Mandatory Palestine United in Opposition to Jewish national law
It was an usual event, although not unprecedented. Palestinians from the West Bank, including East Jerusalem, Gaza as well as Palestinian citizens of Israel carried out a successful one-day strike on Monday. The unusual part is the fact that the strike was called for by the leadership of Palestinians in Israel, and the Palestinians in the West Bank and Gaza followed.
What is unique about this protest is that it was not a reaction to violence by Israel, but it was called for in response to a political act, albeit a damaging one. The protests were called for in opposition to the racist Israeli law that specifies Jews as special members of society, who are allotted unique rights, including the right of self-determination. The Jewish nationality law, which demotes non-Jews to second-class citizens, also gives Jewish settlers in the occupied Palestinian territories unique rights because they are Jews.
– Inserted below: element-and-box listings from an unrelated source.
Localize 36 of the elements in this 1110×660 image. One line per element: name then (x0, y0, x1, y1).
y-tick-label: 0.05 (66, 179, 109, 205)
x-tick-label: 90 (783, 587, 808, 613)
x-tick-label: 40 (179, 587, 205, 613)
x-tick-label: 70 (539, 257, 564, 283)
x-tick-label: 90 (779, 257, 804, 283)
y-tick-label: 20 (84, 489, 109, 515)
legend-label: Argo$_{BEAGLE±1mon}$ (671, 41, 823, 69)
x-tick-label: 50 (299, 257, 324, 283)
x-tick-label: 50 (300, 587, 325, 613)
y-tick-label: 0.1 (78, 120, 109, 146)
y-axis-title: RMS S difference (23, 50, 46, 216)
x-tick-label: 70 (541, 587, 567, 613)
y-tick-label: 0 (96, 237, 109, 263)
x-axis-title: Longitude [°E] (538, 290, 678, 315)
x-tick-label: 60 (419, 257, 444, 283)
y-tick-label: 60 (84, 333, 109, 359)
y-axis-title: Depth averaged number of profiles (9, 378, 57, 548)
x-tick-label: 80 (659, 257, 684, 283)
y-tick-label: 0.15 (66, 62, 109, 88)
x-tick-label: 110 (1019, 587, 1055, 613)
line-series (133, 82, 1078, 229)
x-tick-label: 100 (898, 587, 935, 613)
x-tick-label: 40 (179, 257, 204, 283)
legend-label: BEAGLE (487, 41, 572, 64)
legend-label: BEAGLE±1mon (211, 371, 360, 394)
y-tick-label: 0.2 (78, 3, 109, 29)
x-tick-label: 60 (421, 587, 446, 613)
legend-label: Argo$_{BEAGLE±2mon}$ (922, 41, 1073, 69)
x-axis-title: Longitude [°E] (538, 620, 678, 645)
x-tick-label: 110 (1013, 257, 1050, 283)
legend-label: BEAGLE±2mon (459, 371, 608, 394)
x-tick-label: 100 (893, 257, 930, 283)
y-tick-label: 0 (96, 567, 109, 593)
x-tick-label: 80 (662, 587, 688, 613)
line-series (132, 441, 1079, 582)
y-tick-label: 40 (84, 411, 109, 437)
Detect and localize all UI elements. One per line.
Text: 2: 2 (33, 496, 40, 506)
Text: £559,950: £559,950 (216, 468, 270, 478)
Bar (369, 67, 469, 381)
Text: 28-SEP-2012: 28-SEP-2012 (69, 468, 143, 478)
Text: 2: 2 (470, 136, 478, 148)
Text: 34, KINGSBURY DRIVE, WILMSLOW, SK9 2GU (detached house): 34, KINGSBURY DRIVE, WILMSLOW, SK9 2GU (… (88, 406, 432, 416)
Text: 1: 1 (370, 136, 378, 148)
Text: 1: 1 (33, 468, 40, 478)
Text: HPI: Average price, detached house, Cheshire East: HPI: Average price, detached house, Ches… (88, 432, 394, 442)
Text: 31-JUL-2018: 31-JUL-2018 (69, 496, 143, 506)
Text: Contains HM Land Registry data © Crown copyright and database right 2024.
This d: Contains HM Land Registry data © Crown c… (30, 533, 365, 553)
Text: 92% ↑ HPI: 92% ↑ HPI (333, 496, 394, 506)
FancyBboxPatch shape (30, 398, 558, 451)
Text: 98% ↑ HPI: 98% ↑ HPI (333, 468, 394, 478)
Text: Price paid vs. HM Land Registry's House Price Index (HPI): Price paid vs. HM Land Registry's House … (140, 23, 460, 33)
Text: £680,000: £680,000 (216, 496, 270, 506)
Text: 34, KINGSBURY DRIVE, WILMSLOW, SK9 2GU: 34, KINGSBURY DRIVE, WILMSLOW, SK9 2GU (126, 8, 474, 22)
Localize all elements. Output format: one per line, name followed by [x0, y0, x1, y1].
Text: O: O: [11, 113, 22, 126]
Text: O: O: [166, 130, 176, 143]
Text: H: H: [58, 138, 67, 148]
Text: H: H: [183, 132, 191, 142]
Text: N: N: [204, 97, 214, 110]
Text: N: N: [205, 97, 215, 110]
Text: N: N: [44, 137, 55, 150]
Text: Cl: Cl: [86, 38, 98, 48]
The unity of Palestinians from sea to river is also a reflection of the failure of the current peace efforts to produce an end to the Israeli occupation by means of the creation of an independent Palestinian state alongside of Israel. The move will no doubt give support, although not massive, to the idea of equal rights for all in a single state in Israel and Palestine.
Failure by the international community to help deliver what for many Palestinians was seen as a major historic compromise is a sad day. The world has helped create and sustain the state of Israel in Palestine, but has not been able to enforce the concept of sharing the land, which received legitimacy in the UN in 1947.
It is true that at the time; the Palestinians, who were the vast majority of the population and who owned over 90 per cent of the land, felt that a plan that gave new immigrants to Palestine more land than what was allotted to Palestinians was seen as unjust and unfair.
Today, Palestinians are willing to accept an independent state on 22 per cent of mandatory Palestine, but even this historic compromise is being rejected by Israel with the tacit support of the world community.
Many countries, excluding the US, will argue that they support the two-state solution based on the 1967 borders. But while almost the entire world has in fact supported the creation of a Palestinian state, only 137 countries have actually verbally recognised this state. European countries, except for Sweden, have refrained from doing so despite a vote by their own parliaments in favour of such a recognition.
Not only have many countries refrained from a public recognition of Palestine, but they had also failed to hold Israel accountable for its war crimes that included in the last six months alone the premeditated killing by snipers of over 200 unarmed Palestinians. Israel is also about to destroy the small village of Khan Al Ahmar in order to use its land to build yet more illegal Jewish illegal housing units. These illegal housing units in particular are being pushed for by the right-wing government to ensure that there is no continuity between the north and south of the West Bank. The goal is clear; after isolating Gaza, the aim now is to make a contagious independent and sovereign Palestinian state impossible.
The act of unity by Palestinians is an important step, but it is a long way from being part of a non-existent Palestinian national strategy. With internal conflicts continuing within the leading factions of Fateh and Hamas and with apathy on the rise among Palestinians, it is unlikely that these efforts will produce a coherent and effective plan that can produce an end to the Israeli occupation. Much more work, effort and unity are needed to make this national aspiration of Palestinians a reality.